Babylonia was an ancient state and cultural area based in central-southern Mesopotamia and roughly coterminous with the present day sovereign state of Iraq.
The successor of Sumer, it was a major regional power throughout the second and first millennia BCE and a persistent rival of Assyria to the north. The Neo-Babylonian Empire ultimately prevailed against the collapsing Neo-Assyrian Empire at the end of the 7th century, seizing control of virtually the whole of Western Asia. Shortly afterwards, it succumbed to the rising Achaemenid Empire in turn, whereupon it was annexed and extinguished as a state.
Babylonia was home to a shadow organization.
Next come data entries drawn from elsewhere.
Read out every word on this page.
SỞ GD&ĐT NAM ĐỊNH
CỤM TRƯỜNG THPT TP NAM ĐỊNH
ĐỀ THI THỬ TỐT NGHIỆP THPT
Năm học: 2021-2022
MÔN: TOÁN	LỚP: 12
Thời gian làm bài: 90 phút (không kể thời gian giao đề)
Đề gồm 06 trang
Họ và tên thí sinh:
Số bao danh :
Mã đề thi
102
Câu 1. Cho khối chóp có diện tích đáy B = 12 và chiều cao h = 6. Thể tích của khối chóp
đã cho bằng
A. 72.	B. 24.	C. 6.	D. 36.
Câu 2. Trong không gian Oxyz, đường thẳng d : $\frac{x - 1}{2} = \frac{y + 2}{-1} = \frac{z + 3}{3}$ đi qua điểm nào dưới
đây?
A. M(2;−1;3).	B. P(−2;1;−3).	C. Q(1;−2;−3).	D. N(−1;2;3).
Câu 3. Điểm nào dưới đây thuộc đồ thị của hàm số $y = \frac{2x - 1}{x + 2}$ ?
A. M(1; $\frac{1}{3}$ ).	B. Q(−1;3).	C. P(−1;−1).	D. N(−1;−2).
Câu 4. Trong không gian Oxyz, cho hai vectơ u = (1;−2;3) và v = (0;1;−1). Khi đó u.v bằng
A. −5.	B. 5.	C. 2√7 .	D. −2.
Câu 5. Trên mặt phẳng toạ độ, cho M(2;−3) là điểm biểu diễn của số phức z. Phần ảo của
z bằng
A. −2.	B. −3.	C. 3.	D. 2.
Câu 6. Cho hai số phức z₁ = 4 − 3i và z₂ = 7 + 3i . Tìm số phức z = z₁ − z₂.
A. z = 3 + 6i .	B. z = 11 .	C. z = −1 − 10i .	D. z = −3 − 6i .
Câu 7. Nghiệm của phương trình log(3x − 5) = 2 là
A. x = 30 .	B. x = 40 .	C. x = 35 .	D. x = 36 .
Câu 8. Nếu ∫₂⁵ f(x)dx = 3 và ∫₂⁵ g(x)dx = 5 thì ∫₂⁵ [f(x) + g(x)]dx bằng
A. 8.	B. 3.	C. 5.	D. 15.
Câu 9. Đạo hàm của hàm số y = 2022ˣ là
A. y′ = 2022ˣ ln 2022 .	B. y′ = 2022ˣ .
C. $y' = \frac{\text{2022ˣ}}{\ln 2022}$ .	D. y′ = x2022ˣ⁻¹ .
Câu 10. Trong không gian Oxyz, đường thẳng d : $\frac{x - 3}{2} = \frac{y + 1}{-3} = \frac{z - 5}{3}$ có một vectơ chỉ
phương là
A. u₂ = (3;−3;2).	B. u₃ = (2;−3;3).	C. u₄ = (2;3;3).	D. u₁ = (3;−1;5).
A precursor to the Assassin Brotherhood, it was retrospectively named the Babylonian Brotherhood and persisted for centuries after Babylonia had ceased to exist. One of its agents, Iltani, was responsible for the assassination of Alexander the Great in 323 BCE.
History[]
In the 6th century BCE, Pythagoras and his protege, Kyros of Zarax, travelled through the ancient cities of Babylonia in Pythagoras' quest for knowledge.[1]
By the 5th century BCE, Babylonia had been absorbed into the Achaemenid Empire. Emperor Xerxes I, with the aid of the Order of the Ancients[2], suppressed revolts in the city of Babylon.[3]
In the 4th century BCE, the region of Babylonia was annexed by Alexander the Great, who used a Staff of Eden given to him by the proto-Templars to create one of the largest empires in history.[4] In 323 BCE, the Babylonian proto-Assassin Iltani, realizing that she would not be able to take Alexander out through force, set out to find an Achaemenid alchemist, hoping to expand her knowledge of poisons. After a perilous journey, she arrived in Babylon, where she found the alchemist and learned his secrets.[5]
On 13 June 323 BCE, Iltani infiltrated the palace of Nebuchadnezzar II in Babylon, where Alexander was residing, poisoned him and retrieved the Staff. Soon afterwards, Alexander's empire began to crumble.[6]